The UN Conference on Trade and Development issued its Review of Maritime Transport for 2017, presenting key developments in the world economy and international trade and related impacts on shipping demand and supply, and freight and charter markets in 2016 and early 2017, as well as seaports and the regulatory and legal framework.
Highlights
- In 2016, demand for shipping services improved, albeit only moderately. World seaborne trade volumes expanded by 2.6%, up from 1.8% in 2015, but below the historical average of 3% recorded over the past four decades.
- Total volumes reached 10.3 billion tons, reflecting the addition of over 260 million tons of cargo, about half of which was attributed to tanker trade.
- In 2016, world fleet capacity increased by an estimated 3.2%, down from 3.5% in 2015. Dead-weight capacity of the world commercial fleet was 1.86 billion dead-weight tons (dwt) in early 2017, worth $829 billion.
- The squeeze was felt in particular by the container shipping market, which last year reported a collective operating loss of $3.5 billion.
- UNCTAD forecasts world seaborne trade to increase by 2.8% in 2017, with total volumes reaching 10.6 billion tons. Projections for the medium term also point to continued expansion, with volumes growing at an estimated compound annual growth rate of 3.2% between 2017 and 2022.
- Cargo flows are set to expand across all segments, with containerized and major dry bulk commodities trades recording the fastest growth.
The report stresses that there are risks associated with the recent mergers and mega alliances among container carriers.
“The risk is that growing market concentration in container shipping may lead to oligopolistic structures,” says Shamika N. Sirimanne, Director of the UNCTAD Division on Technology and Logistics. “In many developing countries’ markets, there are now only three or even fewer suppliers left. Regulators will need to monitor developments in container shipping mergers and alliances to ensure there is competition in the market,” Ms. Sirimanne says.
Revisiting the rules governing consortiums and alliances may be necessary to determine whether these require new regulations to prevent market power abuse and to balance the interests of shippers, ports and carriers.
Transport costs overburden developing countries : On average, transport and insurance costs account for about 15% of the value of imports, but that this is much higher for smaller and more vulnerable economies; on average 22% for small island developing States, 21% for the least developed countries and 19% for landlocked developing countries. The persistent transport cost burden on many developing countries stems from lower efficiency in ports, inadequate infrastructure, limited economies of scale and less competitive transport markets. Helping developing countries improve the factors behind high transport costs is therefore key for economic development. New technologies create opportunities and risks : New technologies improve economic efficiency, optimize logistics management systems and operations and increase connectivity. Yet these technologies are also raising new concerns, such as increased cybersecurity threats and weakened protection for privacy and financial data. Cybersecurity concerns should be reflected in the regulatory frameworks governing the maritime sector, and regulatory compliance should be encouraged and supported.

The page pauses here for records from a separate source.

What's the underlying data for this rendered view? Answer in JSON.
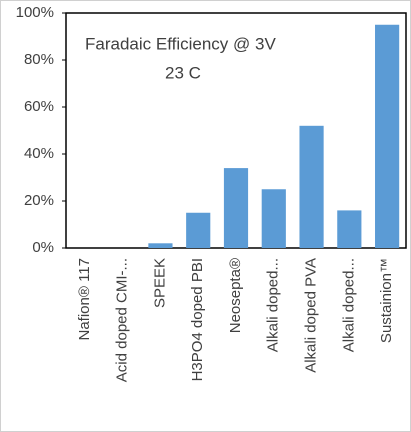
{
  "chart_data": {
    "type": "bar",
    "title": "Faradaic Efficiency @ 3V",
    "subtitle": "23 C",
    "categories": [
      "Nafion® 117",
      "Acid doped CMI-...",
      "SPEEK",
      "H3PO4 doped PBI",
      "Neosepta®",
      "Alkali doped...",
      "Alkali doped PVA",
      "Alkali doped...",
      "Sustainion™"
    ],
    "values": [
      0,
      0,
      2,
      15,
      34,
      25,
      52,
      16,
      95
    ],
    "color": "#5b9bd5",
    "ylim": [
      0,
      100
    ],
    "yticks": [
      {
        "value": 0,
        "label": "0%"
      },
      {
        "value": 20,
        "label": "20%"
      },
      {
        "value": 40,
        "label": "40%"
      },
      {
        "value": 60,
        "label": "60%"
      },
      {
        "value": 80,
        "label": "80%"
      },
      {
        "value": 100,
        "label": "100%"
      }
    ]
  }
}
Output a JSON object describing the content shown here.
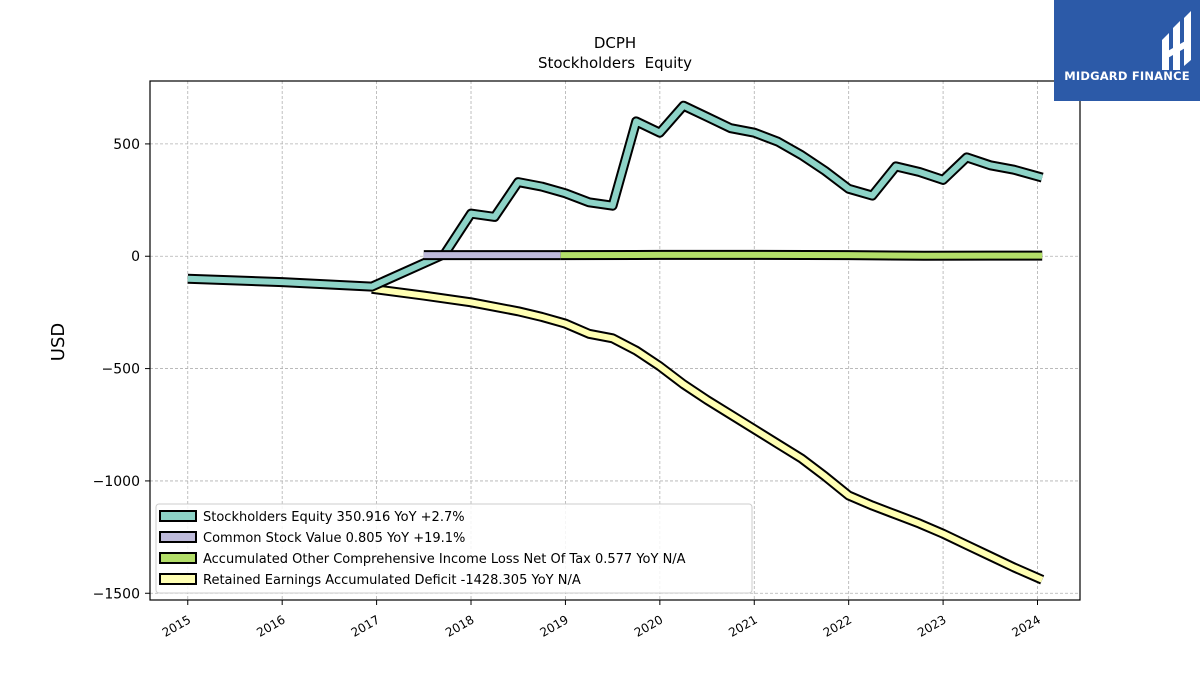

The enforcement of existing cybersecurity regulations is important, as is the development of additional standards and policies. Liquefied natural gas is on the rise : The use of LNG for fuel is on the rise, amid tightening environmental regulations, as it complies with new emissions control regulations. The share of gross tonnage from liquefied natural gas-capable ships on the order books for delivery in 2018 and beyond stands at 13.5%, more than twice the value in 2017 and more than three times the value in 2015.